In December 2019, a group of cybercriminals started a clever phishing campaign targeting organizations in 62 countries around the world. Their goal was to hijack some Office 365 accounts and gain access to anything from contact lists to sensitive files. Microsoft noticed the attack and took action to protect its customers. The campaign was initially stopped, but unfortunately, the measures worked for a short while only, and the hackers came back with another wave of attacks.

Surprisingly or not, Microsoft sprang into action again, and after identifying some of the domains used during the campaign, it filed legal actions and requested to take control of them. According to a court document that ZDNet published on Tuesday, the software giant now controls six domains that up until recently belonged to the crooks.

This is definitely good news, but let's see if the court's decision will end the criminals' attacks for good.

A COVID-19 phishing scam targets Office 365 users

The scam started with a socially engineered email. The messages stated that an employee of the organization or a trusted partner is sharing an Office 365 document, and initially, the targets were made to think that by clicking the link in the email, they'd see something like a quarterly financial report. In the midst of the coronavirus pandemic, however, the hackers started disguising their malicious links as COVID-19 related business documents.

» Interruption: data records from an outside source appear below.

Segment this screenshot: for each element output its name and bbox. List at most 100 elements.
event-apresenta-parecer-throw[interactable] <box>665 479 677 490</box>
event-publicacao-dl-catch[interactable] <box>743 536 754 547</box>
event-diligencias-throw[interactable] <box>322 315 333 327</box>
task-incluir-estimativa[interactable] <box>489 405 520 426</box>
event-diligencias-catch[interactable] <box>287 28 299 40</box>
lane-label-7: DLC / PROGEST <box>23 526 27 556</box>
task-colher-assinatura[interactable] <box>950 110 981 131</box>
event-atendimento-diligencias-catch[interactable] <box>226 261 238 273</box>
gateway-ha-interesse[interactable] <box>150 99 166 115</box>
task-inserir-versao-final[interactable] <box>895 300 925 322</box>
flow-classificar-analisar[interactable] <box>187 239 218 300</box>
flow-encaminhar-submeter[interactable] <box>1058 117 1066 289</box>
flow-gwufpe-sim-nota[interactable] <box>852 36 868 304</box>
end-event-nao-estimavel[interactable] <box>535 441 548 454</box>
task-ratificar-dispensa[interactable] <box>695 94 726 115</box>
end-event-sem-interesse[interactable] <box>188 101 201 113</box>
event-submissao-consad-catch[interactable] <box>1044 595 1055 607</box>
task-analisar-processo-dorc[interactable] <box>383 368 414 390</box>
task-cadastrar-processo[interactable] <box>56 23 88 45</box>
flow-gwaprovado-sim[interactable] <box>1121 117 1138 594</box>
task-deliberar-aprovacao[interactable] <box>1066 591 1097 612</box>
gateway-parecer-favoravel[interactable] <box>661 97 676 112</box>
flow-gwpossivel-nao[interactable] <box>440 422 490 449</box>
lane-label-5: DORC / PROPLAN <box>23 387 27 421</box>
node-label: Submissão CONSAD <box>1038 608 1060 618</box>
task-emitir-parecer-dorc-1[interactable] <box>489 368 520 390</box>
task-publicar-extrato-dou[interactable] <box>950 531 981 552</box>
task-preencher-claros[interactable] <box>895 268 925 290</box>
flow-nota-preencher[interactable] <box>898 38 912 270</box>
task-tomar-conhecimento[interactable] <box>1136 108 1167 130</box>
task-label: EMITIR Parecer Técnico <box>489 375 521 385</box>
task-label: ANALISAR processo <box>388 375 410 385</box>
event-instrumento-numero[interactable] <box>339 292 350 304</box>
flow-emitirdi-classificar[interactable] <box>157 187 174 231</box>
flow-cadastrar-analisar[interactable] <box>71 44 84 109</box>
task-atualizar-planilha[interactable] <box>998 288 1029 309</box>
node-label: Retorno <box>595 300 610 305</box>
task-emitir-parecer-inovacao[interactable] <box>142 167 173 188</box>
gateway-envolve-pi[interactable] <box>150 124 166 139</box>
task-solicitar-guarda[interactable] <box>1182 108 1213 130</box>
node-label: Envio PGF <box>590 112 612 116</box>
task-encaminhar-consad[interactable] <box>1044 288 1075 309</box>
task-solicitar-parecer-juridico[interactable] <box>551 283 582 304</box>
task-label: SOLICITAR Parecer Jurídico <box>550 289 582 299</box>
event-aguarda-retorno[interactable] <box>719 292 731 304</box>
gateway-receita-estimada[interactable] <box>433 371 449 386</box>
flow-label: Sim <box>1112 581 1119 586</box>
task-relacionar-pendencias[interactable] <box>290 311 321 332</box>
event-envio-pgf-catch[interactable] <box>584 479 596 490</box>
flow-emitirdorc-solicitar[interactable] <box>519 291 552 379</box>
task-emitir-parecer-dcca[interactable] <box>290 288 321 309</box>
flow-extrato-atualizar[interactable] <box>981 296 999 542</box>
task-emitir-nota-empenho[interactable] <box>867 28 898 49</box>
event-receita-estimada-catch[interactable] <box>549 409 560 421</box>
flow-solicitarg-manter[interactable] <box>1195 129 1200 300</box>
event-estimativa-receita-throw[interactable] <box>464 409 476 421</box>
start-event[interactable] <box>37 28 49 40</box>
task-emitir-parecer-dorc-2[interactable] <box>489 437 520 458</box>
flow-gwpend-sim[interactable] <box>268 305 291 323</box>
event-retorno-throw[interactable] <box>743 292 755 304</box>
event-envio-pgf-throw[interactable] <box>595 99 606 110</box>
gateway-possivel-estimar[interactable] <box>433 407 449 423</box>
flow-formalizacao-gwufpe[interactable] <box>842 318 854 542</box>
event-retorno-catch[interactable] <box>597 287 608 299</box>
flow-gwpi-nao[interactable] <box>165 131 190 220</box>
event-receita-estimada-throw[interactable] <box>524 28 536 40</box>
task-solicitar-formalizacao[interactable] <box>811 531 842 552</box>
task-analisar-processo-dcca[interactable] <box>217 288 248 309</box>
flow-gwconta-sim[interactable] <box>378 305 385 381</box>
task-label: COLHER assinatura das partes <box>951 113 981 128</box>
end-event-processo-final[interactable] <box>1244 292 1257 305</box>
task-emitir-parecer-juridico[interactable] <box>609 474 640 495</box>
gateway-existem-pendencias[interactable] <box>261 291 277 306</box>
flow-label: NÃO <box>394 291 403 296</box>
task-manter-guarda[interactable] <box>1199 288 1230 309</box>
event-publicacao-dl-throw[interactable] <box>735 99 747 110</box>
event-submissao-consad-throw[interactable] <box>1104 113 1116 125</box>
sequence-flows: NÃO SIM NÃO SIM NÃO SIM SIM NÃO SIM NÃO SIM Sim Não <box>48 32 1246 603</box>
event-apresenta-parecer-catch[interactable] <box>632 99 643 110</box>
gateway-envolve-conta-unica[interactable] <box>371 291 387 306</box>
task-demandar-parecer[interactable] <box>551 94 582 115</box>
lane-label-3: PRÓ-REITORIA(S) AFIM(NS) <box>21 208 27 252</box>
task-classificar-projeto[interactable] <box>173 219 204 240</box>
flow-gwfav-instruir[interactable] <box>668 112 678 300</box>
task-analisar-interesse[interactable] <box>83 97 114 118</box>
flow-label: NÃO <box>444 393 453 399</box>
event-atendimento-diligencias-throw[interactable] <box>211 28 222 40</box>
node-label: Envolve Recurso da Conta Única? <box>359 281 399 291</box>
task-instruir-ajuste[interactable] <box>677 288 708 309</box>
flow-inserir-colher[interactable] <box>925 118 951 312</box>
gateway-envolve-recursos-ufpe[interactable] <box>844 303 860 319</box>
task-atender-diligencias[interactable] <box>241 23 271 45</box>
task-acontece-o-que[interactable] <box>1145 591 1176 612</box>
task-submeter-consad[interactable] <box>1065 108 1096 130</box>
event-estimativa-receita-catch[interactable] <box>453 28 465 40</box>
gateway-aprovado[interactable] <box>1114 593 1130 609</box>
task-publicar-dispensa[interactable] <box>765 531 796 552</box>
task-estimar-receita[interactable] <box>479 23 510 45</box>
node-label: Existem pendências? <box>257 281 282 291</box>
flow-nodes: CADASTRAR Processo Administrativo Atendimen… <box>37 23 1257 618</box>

As you might imagine, the link in the email didn't lead to an Office 365 document of any description. According to ZDNet, it first sent users to Microsoft's legitimate login form, and after successful authentication, it redirected them to one of the seized domains.

A phishing attack with a twist

The attackers' ultimate goal was to take over the target's Office 365 account, but curiously enough, they didn't do it with the help of login credentials. Instead, they did it through malicious Office 365 apps hosted on the domains that Microsoft now owns.

The efficient use of Office 365 at certain organizations is dependent on various apps that improve the service's functionality or security, and users are no strangers to connecting them to their accounts. All Office 365 apps request permissions before connecting to the user's account, and the crooks' malicious applications were no exception. Fooled by the air of legitimacy created by the apps' design, victims who fell for the scam gave cybercriminals more or less unlimited access to their emails, files, contact lists, and settings. And they did it without exposing their passwords.

It was a sophisticated Business Email Compromise (BEC) attack, and it's difficult to even imagine how much it could have cost. The seizure of the malicious domains means that the apps are no longer active, and the campaign has stopped for now, but unfortunately, we're struggling to see what could stop the cybercriminals from registering new domains and renewing their effort at any time.

Malicious Office 365 apps represent an unusual and relatively new attack vector, and as you can see, it can be ruthlessly effective. Businesses and organizations that use Microsoft's services shouldn't underestimate it and must include it in their threat models as quickly as possible.